|
||||||||
|
“We record ANYTHING, ANYWHERE, ANYTIME …” ATOMICAT Records is een zuster label van Koko Mojo Records, gespecialiseerd in rock’n’roll en rockabilly. ’70 Years of the SUN SOUND – Volume 01: The Rockers’ is gewijd aan de SUN RECORDS, het platenlabel van Samuel “Sam” Cornelius Phillips, de “ontdekker” van o.a. Elvis Presley. Sun Studio had zijn thuisbasis op 706, Union Avenue in Memphis in Tennessee en werd gestart op 27 maart 1952, nadat Phillips daar twee jaar eerder zijn opnamestudio begonnen was.

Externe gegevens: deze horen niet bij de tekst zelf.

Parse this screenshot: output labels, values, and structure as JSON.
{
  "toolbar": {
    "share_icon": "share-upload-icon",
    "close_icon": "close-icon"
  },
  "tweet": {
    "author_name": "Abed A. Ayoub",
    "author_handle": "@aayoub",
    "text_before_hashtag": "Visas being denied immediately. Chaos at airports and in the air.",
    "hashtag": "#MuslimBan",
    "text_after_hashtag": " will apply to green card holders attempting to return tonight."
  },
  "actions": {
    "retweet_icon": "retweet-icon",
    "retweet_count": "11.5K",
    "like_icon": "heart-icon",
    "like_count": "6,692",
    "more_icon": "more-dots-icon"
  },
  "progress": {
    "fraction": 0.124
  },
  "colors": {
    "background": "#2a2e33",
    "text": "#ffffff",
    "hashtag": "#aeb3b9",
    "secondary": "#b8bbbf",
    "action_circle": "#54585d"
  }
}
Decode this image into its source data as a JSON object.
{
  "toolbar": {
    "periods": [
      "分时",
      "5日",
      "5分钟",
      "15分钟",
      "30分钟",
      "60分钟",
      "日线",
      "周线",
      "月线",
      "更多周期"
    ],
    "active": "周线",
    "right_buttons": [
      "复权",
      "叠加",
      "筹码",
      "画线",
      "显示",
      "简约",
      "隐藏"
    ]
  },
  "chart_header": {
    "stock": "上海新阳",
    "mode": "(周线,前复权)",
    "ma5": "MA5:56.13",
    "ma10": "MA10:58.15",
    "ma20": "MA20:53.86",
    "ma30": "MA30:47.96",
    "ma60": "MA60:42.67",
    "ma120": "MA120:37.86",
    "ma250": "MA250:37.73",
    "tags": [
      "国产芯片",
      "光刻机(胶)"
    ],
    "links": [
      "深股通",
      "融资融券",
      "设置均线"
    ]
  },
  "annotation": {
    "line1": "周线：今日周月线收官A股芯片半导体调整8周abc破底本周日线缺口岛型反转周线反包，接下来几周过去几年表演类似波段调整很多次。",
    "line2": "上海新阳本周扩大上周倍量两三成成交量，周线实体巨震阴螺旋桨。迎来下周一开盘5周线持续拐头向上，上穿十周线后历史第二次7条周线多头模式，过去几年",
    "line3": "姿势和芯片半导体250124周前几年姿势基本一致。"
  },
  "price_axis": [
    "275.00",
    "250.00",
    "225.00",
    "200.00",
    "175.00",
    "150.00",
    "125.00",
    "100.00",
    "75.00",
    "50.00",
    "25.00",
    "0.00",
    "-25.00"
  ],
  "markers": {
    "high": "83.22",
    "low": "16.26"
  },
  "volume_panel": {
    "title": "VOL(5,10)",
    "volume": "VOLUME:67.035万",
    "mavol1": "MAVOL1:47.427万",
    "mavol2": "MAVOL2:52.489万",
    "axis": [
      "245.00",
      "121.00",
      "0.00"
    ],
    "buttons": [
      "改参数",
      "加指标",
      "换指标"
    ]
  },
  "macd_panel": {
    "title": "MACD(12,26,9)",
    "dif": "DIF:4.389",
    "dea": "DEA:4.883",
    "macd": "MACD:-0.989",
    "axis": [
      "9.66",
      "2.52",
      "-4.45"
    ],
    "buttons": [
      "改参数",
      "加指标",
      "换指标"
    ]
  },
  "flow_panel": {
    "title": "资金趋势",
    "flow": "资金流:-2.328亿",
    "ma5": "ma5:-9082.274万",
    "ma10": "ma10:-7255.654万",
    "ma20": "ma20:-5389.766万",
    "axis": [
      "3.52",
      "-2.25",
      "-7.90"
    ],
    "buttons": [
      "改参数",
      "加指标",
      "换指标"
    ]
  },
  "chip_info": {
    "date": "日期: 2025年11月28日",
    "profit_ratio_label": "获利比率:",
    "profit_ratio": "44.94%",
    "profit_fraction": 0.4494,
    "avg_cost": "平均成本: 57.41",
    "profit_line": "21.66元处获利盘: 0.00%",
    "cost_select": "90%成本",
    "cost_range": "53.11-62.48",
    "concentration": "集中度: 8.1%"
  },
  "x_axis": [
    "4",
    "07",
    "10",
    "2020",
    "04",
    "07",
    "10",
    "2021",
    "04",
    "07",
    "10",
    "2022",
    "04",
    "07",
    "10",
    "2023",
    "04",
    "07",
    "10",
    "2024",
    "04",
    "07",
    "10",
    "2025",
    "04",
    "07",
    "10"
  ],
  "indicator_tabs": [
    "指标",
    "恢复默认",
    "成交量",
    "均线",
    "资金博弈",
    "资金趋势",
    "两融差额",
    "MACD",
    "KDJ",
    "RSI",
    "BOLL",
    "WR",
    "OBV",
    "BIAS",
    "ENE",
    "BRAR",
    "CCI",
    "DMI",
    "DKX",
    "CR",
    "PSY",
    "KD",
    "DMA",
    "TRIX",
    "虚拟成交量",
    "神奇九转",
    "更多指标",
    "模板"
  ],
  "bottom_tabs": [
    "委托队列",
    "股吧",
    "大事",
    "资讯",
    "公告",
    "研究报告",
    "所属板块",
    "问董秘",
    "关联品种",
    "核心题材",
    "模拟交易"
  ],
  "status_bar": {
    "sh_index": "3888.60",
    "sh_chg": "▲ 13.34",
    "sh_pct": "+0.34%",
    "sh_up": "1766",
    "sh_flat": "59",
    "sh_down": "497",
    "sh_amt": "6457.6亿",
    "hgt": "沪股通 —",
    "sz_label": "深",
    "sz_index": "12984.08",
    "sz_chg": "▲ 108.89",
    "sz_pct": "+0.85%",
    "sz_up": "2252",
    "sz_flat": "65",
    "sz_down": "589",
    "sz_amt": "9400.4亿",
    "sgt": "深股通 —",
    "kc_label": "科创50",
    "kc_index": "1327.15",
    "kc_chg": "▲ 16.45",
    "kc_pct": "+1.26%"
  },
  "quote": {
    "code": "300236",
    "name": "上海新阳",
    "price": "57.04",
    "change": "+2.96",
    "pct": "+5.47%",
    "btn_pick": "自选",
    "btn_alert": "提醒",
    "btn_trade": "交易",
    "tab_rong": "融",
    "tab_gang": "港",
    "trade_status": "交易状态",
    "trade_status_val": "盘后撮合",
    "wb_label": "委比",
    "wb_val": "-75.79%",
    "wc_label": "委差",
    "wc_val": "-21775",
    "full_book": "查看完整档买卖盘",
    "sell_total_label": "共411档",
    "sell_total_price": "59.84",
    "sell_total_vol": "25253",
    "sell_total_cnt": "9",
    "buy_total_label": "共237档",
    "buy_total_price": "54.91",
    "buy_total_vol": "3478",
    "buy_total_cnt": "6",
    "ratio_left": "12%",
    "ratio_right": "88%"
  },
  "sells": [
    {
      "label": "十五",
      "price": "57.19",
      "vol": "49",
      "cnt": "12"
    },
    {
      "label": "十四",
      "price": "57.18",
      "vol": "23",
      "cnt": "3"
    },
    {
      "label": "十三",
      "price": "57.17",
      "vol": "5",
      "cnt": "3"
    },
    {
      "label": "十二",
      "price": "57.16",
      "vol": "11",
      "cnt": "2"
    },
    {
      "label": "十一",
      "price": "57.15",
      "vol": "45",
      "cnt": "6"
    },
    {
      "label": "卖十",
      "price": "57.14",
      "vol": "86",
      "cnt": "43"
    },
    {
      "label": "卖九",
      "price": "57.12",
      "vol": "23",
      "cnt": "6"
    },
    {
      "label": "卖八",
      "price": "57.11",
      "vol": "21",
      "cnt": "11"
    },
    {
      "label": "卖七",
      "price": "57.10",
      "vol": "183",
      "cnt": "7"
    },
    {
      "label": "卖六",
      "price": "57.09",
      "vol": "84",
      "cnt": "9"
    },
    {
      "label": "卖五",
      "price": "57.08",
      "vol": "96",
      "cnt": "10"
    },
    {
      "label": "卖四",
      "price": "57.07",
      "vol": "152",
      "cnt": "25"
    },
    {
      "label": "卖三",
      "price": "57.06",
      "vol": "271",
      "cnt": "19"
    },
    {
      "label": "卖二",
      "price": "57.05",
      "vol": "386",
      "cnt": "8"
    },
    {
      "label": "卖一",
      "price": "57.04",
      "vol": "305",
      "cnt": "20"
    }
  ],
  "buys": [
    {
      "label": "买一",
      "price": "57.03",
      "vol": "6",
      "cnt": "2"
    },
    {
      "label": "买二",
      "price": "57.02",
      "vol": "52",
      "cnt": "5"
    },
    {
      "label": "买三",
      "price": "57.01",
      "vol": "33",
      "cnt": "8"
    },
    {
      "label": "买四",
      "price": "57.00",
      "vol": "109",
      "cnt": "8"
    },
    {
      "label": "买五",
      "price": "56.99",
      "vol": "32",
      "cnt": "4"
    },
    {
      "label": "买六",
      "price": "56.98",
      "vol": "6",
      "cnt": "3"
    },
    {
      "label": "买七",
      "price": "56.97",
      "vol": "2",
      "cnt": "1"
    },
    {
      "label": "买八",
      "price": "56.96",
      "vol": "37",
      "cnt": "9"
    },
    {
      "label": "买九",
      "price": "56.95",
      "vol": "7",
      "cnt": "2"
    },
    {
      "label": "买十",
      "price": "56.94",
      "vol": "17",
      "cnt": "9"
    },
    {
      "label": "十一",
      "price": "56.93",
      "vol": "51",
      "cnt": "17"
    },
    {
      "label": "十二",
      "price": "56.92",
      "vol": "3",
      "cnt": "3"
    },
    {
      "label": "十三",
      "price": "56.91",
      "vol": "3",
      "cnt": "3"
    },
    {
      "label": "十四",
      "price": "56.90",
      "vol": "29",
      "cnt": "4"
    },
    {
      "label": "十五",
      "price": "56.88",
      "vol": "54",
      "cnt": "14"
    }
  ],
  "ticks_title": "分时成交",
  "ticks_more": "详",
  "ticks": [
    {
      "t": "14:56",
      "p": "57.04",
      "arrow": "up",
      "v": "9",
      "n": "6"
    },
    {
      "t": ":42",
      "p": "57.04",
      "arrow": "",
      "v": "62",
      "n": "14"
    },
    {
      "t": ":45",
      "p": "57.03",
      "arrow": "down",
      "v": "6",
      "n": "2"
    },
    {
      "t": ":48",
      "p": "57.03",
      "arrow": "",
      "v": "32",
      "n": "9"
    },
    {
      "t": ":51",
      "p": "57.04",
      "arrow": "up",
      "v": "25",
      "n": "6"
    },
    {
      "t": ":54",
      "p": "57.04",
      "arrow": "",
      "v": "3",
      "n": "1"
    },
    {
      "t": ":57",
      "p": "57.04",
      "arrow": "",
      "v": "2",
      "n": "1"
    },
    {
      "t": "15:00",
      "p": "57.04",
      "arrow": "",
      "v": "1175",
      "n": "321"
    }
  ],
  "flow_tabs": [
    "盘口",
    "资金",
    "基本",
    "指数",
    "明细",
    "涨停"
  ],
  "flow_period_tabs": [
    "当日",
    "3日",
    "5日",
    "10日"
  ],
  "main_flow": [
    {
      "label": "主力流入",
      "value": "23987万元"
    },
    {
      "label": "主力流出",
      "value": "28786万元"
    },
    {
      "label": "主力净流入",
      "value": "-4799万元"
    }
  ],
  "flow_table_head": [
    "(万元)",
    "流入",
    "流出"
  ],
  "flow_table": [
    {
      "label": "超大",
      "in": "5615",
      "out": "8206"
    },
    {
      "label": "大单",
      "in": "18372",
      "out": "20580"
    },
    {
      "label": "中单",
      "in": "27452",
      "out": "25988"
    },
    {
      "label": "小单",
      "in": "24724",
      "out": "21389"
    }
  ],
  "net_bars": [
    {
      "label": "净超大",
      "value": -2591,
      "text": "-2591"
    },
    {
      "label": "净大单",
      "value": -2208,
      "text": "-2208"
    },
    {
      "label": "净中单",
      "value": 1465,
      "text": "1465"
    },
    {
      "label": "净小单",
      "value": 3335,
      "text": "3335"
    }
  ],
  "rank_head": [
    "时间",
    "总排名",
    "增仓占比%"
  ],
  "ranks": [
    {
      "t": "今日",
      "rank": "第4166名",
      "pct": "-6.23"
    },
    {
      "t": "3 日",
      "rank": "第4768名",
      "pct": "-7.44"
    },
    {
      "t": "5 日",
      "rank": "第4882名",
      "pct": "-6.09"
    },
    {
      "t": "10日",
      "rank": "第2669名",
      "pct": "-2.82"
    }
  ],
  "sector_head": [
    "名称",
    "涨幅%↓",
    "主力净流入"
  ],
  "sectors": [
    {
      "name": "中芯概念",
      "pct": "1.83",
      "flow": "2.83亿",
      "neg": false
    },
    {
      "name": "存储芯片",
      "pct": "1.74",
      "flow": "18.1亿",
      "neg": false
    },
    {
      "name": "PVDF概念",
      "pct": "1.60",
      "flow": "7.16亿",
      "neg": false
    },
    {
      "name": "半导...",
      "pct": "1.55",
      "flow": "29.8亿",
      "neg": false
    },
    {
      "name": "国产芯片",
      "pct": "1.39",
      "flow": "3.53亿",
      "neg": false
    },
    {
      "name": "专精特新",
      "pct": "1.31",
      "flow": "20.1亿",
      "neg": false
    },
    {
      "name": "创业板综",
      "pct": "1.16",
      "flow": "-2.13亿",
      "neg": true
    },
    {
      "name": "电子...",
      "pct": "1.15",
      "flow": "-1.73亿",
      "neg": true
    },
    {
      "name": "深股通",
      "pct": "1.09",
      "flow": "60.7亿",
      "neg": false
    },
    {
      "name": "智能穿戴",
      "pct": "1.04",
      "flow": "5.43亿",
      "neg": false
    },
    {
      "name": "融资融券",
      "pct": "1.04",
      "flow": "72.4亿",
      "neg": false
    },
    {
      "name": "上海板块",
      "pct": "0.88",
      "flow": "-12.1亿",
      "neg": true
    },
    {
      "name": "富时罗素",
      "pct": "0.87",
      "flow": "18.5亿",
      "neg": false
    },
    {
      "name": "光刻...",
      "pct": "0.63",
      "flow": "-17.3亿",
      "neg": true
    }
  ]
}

Sam Phillips had eerder met zijn broer Judd al Memphis Recording Service (Studio) gestart, maar dat mislukte, waarna Sam Phillips in opdracht van andere grote labels muziek opnam van o.a. B.B. King en Howlin' Wolf. Ook na de nieuwe oprichting van een platenlabel was er maar weinig succes, totdat in 1954 Elvis Presley er zijn “That's All Right” uitbracht. Sun Records is voornamelijk bekend geworden vanwege de kansen die het bood aan artiesten als Elvis Presley, Carl Perkins, Jerry Lee Lewis, Johnny Cash en Roy Orbison. Dit heeft hun carrière op weg geholpen. Hun muziek op dit platenlabel heeft later veel andere artiesten beïnvloed. Een bekende producer tot 1959 bij Sun was Jack Clement. Met niet minder dan 30 nummers op de track list, is deze hommage heel bijzonder, zeker gezien de keuzes van DJ Mark Armstrong. Atomicat Records is er immers gekend voor om voor hun compilaties, op zoek te gaan naar minder bekende artiesten en nummers. Vandaar hun filosofie: “to compile songs of quality with every album, it’s “killer and no filler” ideology!”.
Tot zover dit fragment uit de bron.